NASHUA, N.H. -- Mitt Romney tried to turn the tide this morning after last night's bruising GOP debate, in which he found himself being used as a punching bag for most of the other candidates on stage.
The first question at a town hall forum this morning was in reference to one of John McCain's more caustic barbs last night, which came when the Arizona senator said that he agreed that Romney was the candidate of change — a clear snipe at the former Massachusetts governor's perceived flip-flops on issues. A woman rose from the crowd of nearly 400 people to ask Romney what's so wrong with changing one's mind.
"There's nothing wrong with change one's mind," Romney said. "But you know, some politicians, as I said, are more interested in insults than issues, and I'm interested in issues."

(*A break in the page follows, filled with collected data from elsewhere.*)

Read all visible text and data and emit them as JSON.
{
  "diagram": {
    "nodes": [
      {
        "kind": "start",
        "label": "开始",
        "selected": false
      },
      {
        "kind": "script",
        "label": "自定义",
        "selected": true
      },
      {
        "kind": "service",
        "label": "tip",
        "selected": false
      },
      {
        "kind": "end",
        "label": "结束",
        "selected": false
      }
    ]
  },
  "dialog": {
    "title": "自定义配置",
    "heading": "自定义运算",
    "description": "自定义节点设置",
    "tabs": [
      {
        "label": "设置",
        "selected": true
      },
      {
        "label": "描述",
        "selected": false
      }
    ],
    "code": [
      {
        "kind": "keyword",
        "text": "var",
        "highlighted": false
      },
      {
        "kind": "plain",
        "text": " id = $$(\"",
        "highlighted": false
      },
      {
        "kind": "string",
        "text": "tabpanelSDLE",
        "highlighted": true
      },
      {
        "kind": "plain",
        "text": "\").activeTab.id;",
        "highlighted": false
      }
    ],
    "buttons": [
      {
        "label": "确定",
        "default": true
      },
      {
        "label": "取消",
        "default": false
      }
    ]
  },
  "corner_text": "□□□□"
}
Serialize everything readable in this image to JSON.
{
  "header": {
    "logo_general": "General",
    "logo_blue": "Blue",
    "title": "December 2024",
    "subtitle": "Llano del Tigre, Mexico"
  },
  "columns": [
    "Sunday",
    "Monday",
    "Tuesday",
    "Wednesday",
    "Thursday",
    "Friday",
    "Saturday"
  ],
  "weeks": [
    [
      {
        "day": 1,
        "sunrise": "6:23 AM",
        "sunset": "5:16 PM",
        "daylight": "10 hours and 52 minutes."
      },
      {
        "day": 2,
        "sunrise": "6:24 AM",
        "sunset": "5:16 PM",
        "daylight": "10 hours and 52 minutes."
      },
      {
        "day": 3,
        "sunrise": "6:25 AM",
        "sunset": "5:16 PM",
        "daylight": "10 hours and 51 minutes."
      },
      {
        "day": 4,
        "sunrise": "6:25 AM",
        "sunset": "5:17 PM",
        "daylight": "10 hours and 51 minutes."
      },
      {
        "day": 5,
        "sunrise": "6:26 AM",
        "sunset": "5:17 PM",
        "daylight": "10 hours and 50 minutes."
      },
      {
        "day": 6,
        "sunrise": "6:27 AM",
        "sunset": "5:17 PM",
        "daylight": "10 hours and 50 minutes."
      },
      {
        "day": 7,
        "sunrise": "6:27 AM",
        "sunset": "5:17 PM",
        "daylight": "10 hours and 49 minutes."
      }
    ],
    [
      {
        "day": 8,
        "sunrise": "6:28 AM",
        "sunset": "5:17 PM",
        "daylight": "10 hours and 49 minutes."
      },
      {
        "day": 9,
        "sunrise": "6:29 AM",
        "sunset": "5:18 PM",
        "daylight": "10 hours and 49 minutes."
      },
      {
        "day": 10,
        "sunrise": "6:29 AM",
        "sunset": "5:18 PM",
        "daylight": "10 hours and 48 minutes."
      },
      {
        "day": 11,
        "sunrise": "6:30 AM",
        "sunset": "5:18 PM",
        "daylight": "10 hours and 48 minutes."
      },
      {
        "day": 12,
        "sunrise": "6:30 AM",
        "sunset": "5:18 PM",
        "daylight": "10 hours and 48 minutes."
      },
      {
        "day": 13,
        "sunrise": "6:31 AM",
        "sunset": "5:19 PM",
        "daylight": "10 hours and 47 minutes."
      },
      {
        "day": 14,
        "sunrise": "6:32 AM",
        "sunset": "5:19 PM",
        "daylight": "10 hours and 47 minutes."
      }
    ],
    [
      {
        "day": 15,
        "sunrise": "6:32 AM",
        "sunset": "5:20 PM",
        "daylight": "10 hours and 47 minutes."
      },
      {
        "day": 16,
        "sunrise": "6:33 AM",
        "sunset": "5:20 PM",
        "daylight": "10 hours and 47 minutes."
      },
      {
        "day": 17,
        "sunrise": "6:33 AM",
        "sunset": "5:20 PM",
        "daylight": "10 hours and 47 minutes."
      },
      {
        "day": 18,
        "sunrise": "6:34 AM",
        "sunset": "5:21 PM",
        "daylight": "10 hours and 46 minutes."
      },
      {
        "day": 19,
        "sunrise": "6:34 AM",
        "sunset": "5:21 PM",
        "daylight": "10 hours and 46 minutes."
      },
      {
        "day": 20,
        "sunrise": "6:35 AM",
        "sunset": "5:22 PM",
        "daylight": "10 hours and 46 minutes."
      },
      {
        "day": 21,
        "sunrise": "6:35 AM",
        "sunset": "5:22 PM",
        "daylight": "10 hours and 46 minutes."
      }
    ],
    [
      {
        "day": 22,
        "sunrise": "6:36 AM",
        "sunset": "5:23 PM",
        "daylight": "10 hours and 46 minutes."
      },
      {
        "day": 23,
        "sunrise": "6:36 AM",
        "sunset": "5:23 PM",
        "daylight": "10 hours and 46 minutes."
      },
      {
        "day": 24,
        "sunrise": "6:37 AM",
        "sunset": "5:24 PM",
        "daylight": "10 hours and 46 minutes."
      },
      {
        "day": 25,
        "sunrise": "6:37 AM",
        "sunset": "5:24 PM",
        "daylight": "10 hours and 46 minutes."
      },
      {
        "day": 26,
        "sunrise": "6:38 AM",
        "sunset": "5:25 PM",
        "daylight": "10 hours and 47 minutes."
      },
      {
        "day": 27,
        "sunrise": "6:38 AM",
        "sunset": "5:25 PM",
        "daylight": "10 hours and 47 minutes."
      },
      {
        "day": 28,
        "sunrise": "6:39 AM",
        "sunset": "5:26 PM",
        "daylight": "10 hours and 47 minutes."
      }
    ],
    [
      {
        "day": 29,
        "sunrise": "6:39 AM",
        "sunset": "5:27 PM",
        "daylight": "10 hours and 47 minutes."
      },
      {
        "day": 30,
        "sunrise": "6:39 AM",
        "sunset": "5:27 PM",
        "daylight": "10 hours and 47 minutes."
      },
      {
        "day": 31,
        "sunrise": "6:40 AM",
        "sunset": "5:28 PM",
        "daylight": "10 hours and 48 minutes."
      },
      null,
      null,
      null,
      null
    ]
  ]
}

Romney then laid out his reasoning for changing his mind on abortion and then attacked McCain for continuing to defend his own vote against the Bush tax cuts.
"He's simply wrong," Romney said. "Now, he's consistent, but he's wrong, and I'll take being right over being consistent every day of the week."
Although many national media reports suggested that Romney struggled to fend off the relentless jabs from his opponents last night — especially the stream of one-liners coming from the tag-team duo of McCain and Huckabee — Romney's advisors made the argument that the former Massachusetts governor came out on top. He was the focus of the entire debate, they said, and he seemed the most civil and presidential.
Romney's press secretary Eric Fehrnstrom said that after McCain laughed at one of his own insults directed at Romney, the Arizona senator "looked like the guy who had just pushed someone down a stairwell."
"I don't think he came across as a very likable individual," Fehrnstrom said.
A senior Romney aide who requested anonymity to speak freely said of the other GOP candidates on stage, "They think [Romney] is a spoiled brat." The aide also said that Romney's competitors are afraid that if he does find a way to win in New Hampshire, the one-time New Hampshire favorite would immediately regain the momentum he needs to become the nominee.
Tuesday's primary is sure to set the tone for the rest of the campaign on the Republican side, and the leading candidates aren't holding anything back. One undecided voter from Nashua told CBS News that he's now getting an average of two phone calls an hour from campaigns and interest groups.